Mais, comme à chaque fois dans l’histoire des liens qu’entretiennent la société et les technologies, cette période a été recouverte par la suivante. À partir des années 1980 et 1990, c’est l’effondrement de l’Union soviétique, l’expansion de la mondialisation « heureuse », l’informatisation de la société… Domine alors un discours promouvant la technologie comme un vecteur d’émancipation sociale. Aujourd’hui, nous sommes à nouveau entrés dans un de ces moments « techno-critiques ». Les préoccupations écologiques interrogent à nouveau fortement les choix technologiques – OGM, numérique, etc. –, dont les promesses sont remises en cause. Et, désormais, le Covid-19 en remet une couche. C’est dans cette ambiance de grands questionnements que tente de s’imposer une élite imprégnée de croyance high-tech, qui voit dans le numérique l’alpha et l’oméga de l’avenir. Alors que la société affronte des crises considérables – inégalités sociales, dérèglement du climat, effondrement de la biodiversité, épuisement des énergies fossiles… –, on voit se réactiver un « solutionnisme » techno totalement déconnecté de l’ampleur des défis.

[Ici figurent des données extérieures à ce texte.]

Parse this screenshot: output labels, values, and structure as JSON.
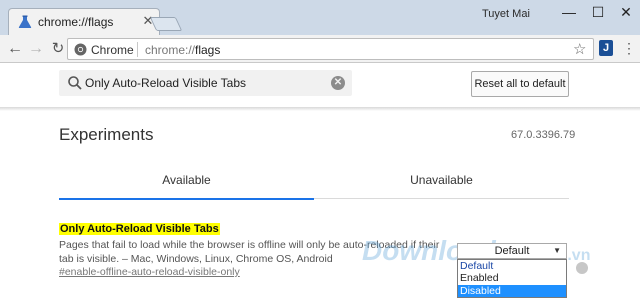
{
  "window": {
    "tab_title": "chrome://flags",
    "user_name": "Tuyet Mai",
    "minimize": "—",
    "maximize": "☐",
    "close": "✕"
  },
  "toolbar": {
    "site_label": "Chrome",
    "url_scheme": "chrome://",
    "url_host": "flags",
    "ext_label": "J"
  },
  "search": {
    "value": "Only Auto-Reload Visible Tabs",
    "reset_label": "Reset all to default"
  },
  "experiments": {
    "title": "Experiments",
    "version": "67.0.3396.79",
    "tabs": [
      {
        "label": "Available",
        "active": true
      },
      {
        "label": "Unavailable",
        "active": false
      }
    ]
  },
  "flag": {
    "name": "Only Auto-Reload Visible Tabs",
    "description": "Pages that fail to load while the browser is offline will only be auto-reloaded if their tab is visible. – Mac, Windows, Linux, Chrome OS, Android",
    "link": "#enable-offline-auto-reload-visible-only",
    "select_value": "Default",
    "options": [
      "Default",
      "Enabled",
      "Disabled"
    ],
    "highlighted_option": "Disabled"
  },
  "watermark": {
    "text": "Download",
    "suffix": ".com.vn",
    "dot_colors": [
      "#e24f4f",
      "#f0a23a",
      "#8cc34a",
      "#2aa0dc",
      "#b9b9b9"
    ]
  },
  "colors": {
    "accent": "#1a73e8",
    "highlight": "#ffff00",
    "titlebar": "#cdd9e7"
  }
}
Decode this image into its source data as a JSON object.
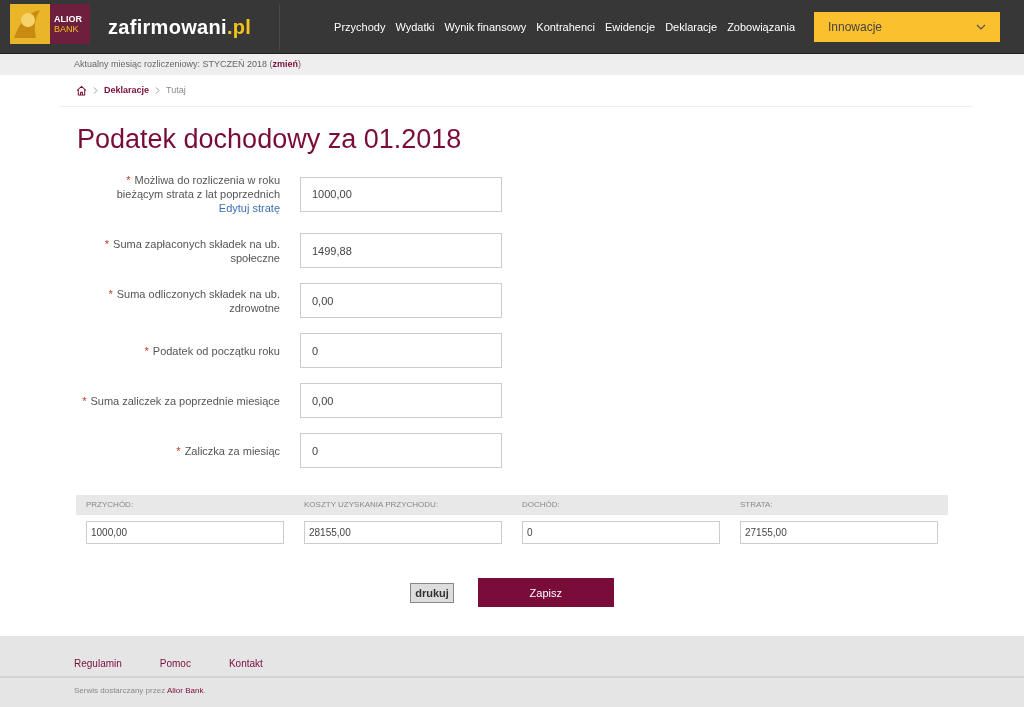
{
  "header": {
    "bank_logo": {
      "line1": "ALIOR",
      "line2": "BANK"
    },
    "brand": {
      "name": "zafirmowani",
      "suffix": ".pl"
    },
    "nav": [
      {
        "label": "Przychody"
      },
      {
        "label": "Wydatki"
      },
      {
        "label": "Wynik finansowy"
      },
      {
        "label": "Kontrahenci"
      },
      {
        "label": "Ewidencje"
      },
      {
        "label": "Deklaracje"
      },
      {
        "label": "Zobowiązania"
      }
    ],
    "dropdown": {
      "label": "Innowacje",
      "expanded": false
    }
  },
  "period_bar": {
    "prefix": "Aktualny miesiąc rozliczeniowy: STYCZEŃ 2018 (",
    "link": "zmień",
    "suffix": ")"
  },
  "breadcrumb": [
    {
      "label": "Deklaracje",
      "kind": "link"
    },
    {
      "label": "Tutaj",
      "kind": "current"
    }
  ],
  "title": "Podatek dochodowy za 01.2018",
  "form": [
    {
      "label": "Możliwa do rozliczenia w roku bieżącym strata z lat poprzednich",
      "required_mark": "*",
      "value": "1000,00",
      "link": "Edytuj stratę"
    },
    {
      "label": "Suma zapłaconych składek na ub. społeczne",
      "required_mark": "*",
      "value": "1499,88"
    },
    {
      "label": "Suma odliczonych składek na ub. zdrowotne",
      "required_mark": "*",
      "value": "0,00"
    },
    {
      "label": "Podatek od początku roku",
      "required_mark": "*",
      "value": "0"
    },
    {
      "label": "Suma zaliczek za poprzednie miesiące",
      "required_mark": "*",
      "value": "0,00"
    },
    {
      "label": "Zaliczka za miesiąc",
      "required_mark": "*",
      "value": "0"
    }
  ],
  "summary": [
    {
      "label": "PRZYCHÓD:",
      "value": "1000,00"
    },
    {
      "label": "KOSZTY UZYSKANIA PRZYCHODU:",
      "value": "28155,00"
    },
    {
      "label": "DOCHÓD:",
      "value": "0"
    },
    {
      "label": "STRATA:",
      "value": "27155,00"
    }
  ],
  "buttons": [
    {
      "label": "drukuj",
      "kind": "secondary"
    },
    {
      "label": "Zapisz",
      "kind": "primary"
    }
  ],
  "footer": {
    "links": [
      {
        "label": "Regulamin"
      },
      {
        "label": "Pomoc"
      },
      {
        "label": "Kontakt"
      }
    ],
    "note": {
      "text": "Serwis dostarczany przez ",
      "link": "Alior Bank",
      "end": "."
    }
  }
}
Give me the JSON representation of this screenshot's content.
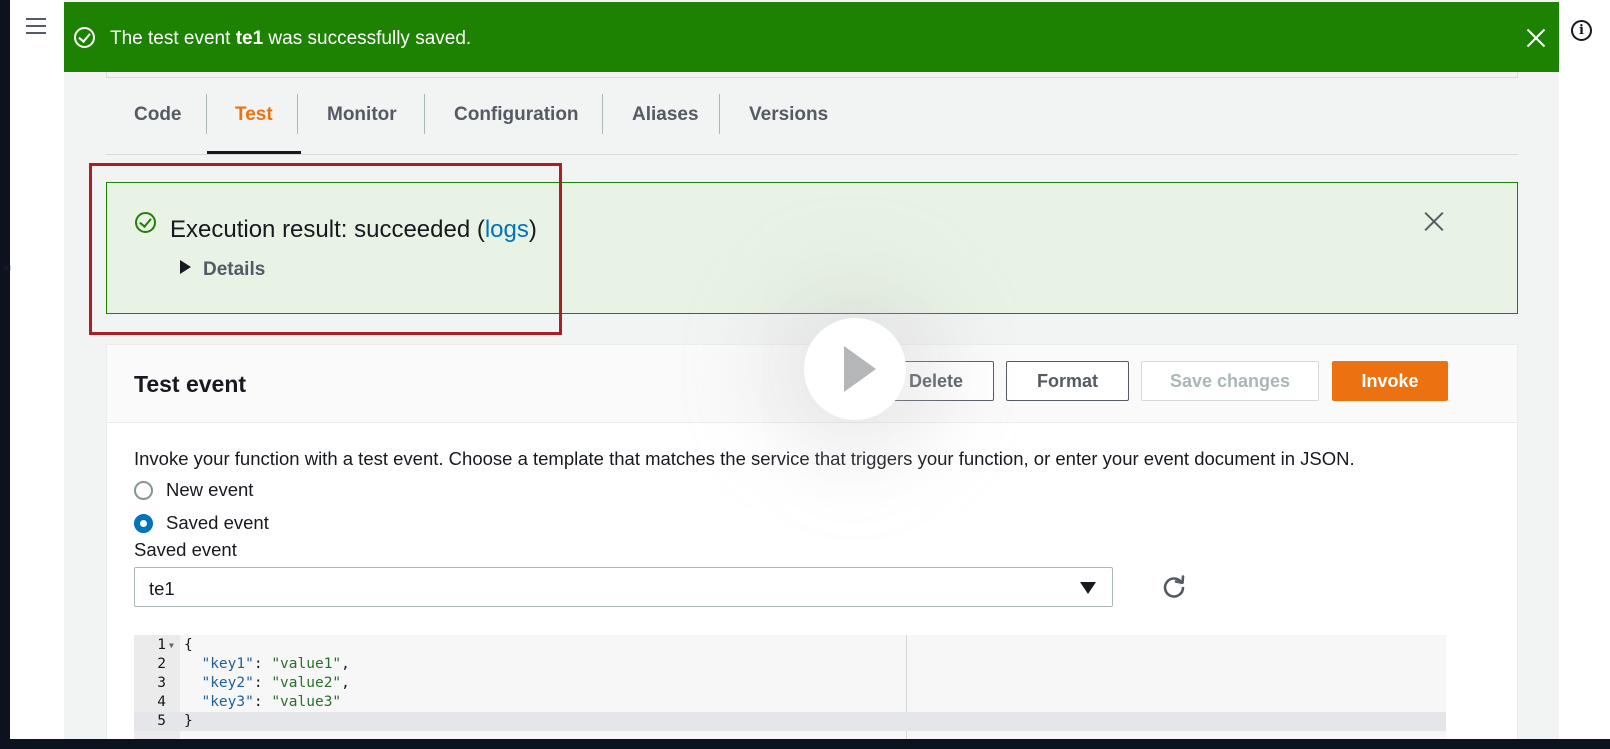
{
  "flash": {
    "prefix": "The test event ",
    "event_name": "te1",
    "suffix": " was successfully saved."
  },
  "tabs": [
    {
      "label": "Code"
    },
    {
      "label": "Test"
    },
    {
      "label": "Monitor"
    },
    {
      "label": "Configuration"
    },
    {
      "label": "Aliases"
    },
    {
      "label": "Versions"
    }
  ],
  "active_tab": "Test",
  "execution_result": {
    "prefix": "Execution result: succeeded (",
    "link": "logs",
    "suffix": ")",
    "details_label": "Details"
  },
  "test_event": {
    "title": "Test event",
    "buttons": {
      "delete": "Delete",
      "format": "Format",
      "save_changes": "Save changes",
      "invoke": "Invoke"
    },
    "description": "Invoke your function with a test event. Choose a template that matches the service that triggers your function, or enter your event document in JSON.",
    "radio_new": "New event",
    "radio_saved": "Saved event",
    "selected_radio": "Saved event",
    "field_label": "Saved event",
    "select_value": "te1"
  },
  "editor": {
    "lines": [
      {
        "num": "1",
        "text": "{"
      },
      {
        "num": "2",
        "key": "\"key1\"",
        "value": "\"value1\"",
        "tail": ","
      },
      {
        "num": "3",
        "key": "\"key2\"",
        "value": "\"value2\"",
        "tail": ","
      },
      {
        "num": "4",
        "key": "\"key3\"",
        "value": "\"value3\"",
        "tail": ""
      },
      {
        "num": "5",
        "text": "}"
      }
    ]
  },
  "colors": {
    "success": "#1d8102",
    "accent": "#ec7211",
    "link": "#0073bb",
    "highlight": "#a81f26"
  },
  "icons": [
    "menu-icon",
    "check-circle-icon",
    "close-icon",
    "info-icon",
    "caret-right-icon",
    "caret-down-icon",
    "refresh-icon",
    "play-icon"
  ]
}
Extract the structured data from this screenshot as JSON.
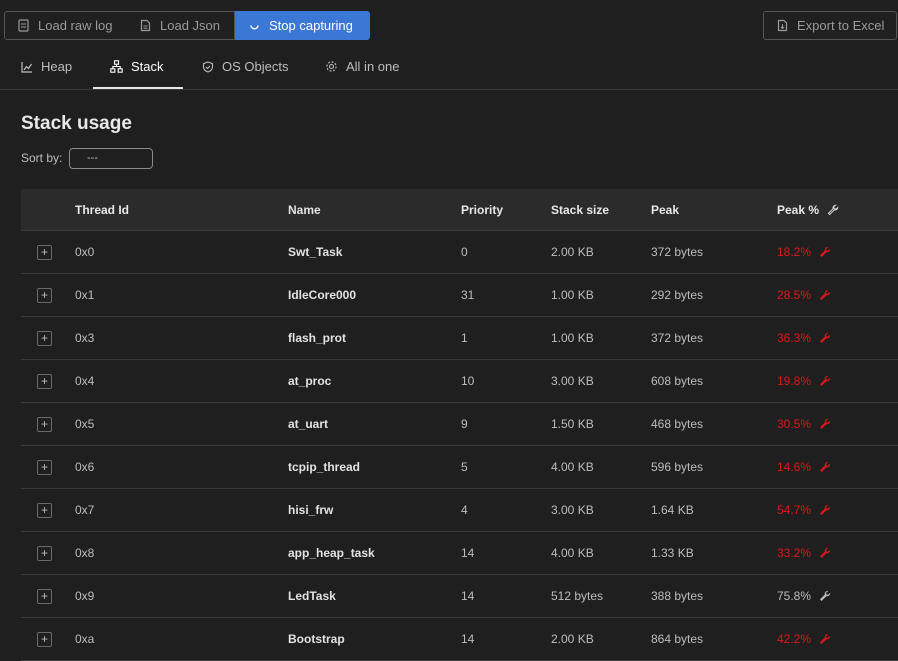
{
  "toolbar": {
    "load_raw_log": "Load raw log",
    "load_json": "Load Json",
    "stop_capturing": "Stop capturing",
    "export_excel": "Export to Excel"
  },
  "tabs": [
    {
      "label": "Heap",
      "icon": "chart-icon"
    },
    {
      "label": "Stack",
      "icon": "hierarchy-icon"
    },
    {
      "label": "OS Objects",
      "icon": "shield-icon"
    },
    {
      "label": "All in one",
      "icon": "gear-icon"
    }
  ],
  "active_tab": "Stack",
  "page_title": "Stack usage",
  "sort": {
    "label": "Sort by:",
    "value": "---"
  },
  "table": {
    "headers": [
      "Thread Id",
      "Name",
      "Priority",
      "Stack size",
      "Peak",
      "Peak %"
    ],
    "rows": [
      {
        "expand": "+",
        "tid": "0x0",
        "name": "Swt_Task",
        "priority": "0",
        "size": "2.00 KB",
        "peak": "372 bytes",
        "pct": "18.2%",
        "high": true
      },
      {
        "expand": "+",
        "tid": "0x1",
        "name": "IdleCore000",
        "priority": "31",
        "size": "1.00 KB",
        "peak": "292 bytes",
        "pct": "28.5%",
        "high": true
      },
      {
        "expand": "+",
        "tid": "0x3",
        "name": "flash_prot",
        "priority": "1",
        "size": "1.00 KB",
        "peak": "372 bytes",
        "pct": "36.3%",
        "high": true
      },
      {
        "expand": "+",
        "tid": "0x4",
        "name": "at_proc",
        "priority": "10",
        "size": "3.00 KB",
        "peak": "608 bytes",
        "pct": "19.8%",
        "high": true
      },
      {
        "expand": "+",
        "tid": "0x5",
        "name": "at_uart",
        "priority": "9",
        "size": "1.50 KB",
        "peak": "468 bytes",
        "pct": "30.5%",
        "high": true
      },
      {
        "expand": "+",
        "tid": "0x6",
        "name": "tcpip_thread",
        "priority": "5",
        "size": "4.00 KB",
        "peak": "596 bytes",
        "pct": "14.6%",
        "high": true
      },
      {
        "expand": "+",
        "tid": "0x7",
        "name": "hisi_frw",
        "priority": "4",
        "size": "3.00 KB",
        "peak": "1.64 KB",
        "pct": "54.7%",
        "high": true
      },
      {
        "expand": "+",
        "tid": "0x8",
        "name": "app_heap_task",
        "priority": "14",
        "size": "4.00 KB",
        "peak": "1.33 KB",
        "pct": "33.2%",
        "high": true
      },
      {
        "expand": "+",
        "tid": "0x9",
        "name": "LedTask",
        "priority": "14",
        "size": "512 bytes",
        "peak": "388 bytes",
        "pct": "75.8%",
        "high": false
      },
      {
        "expand": "+",
        "tid": "0xa",
        "name": "Bootstrap",
        "priority": "14",
        "size": "2.00 KB",
        "peak": "864 bytes",
        "pct": "42.2%",
        "high": true
      }
    ]
  },
  "colors": {
    "accent": "#3b78d6",
    "alert": "#e0161b",
    "text": "#bdbdbd",
    "background": "#1f1f1f",
    "header_bg": "#2b2b2b"
  }
}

L’illusion technique est une manière de ne pas penser la racine des problèmes – le capitalisme mondialisé, pour le nommer. Emmanuel Macron, qui depuis qu’il est au pouvoir se montre impuissant à résoudre les crises, annonce 8 milliards d’euros pour le développement de la filière énergétique hydrogène et mise sans retenue sur les start-up techno pour inventer des solutions.

Vous ne croyez donc pas à un dérapage de langage de la part du Président ?

Absolument pas ! Il est urgent de ne pas céder à de tels discours, qui manifestent qu’Emmanuel Macron est bien un digne représentant du vieux monde dans son plus pur classicisme.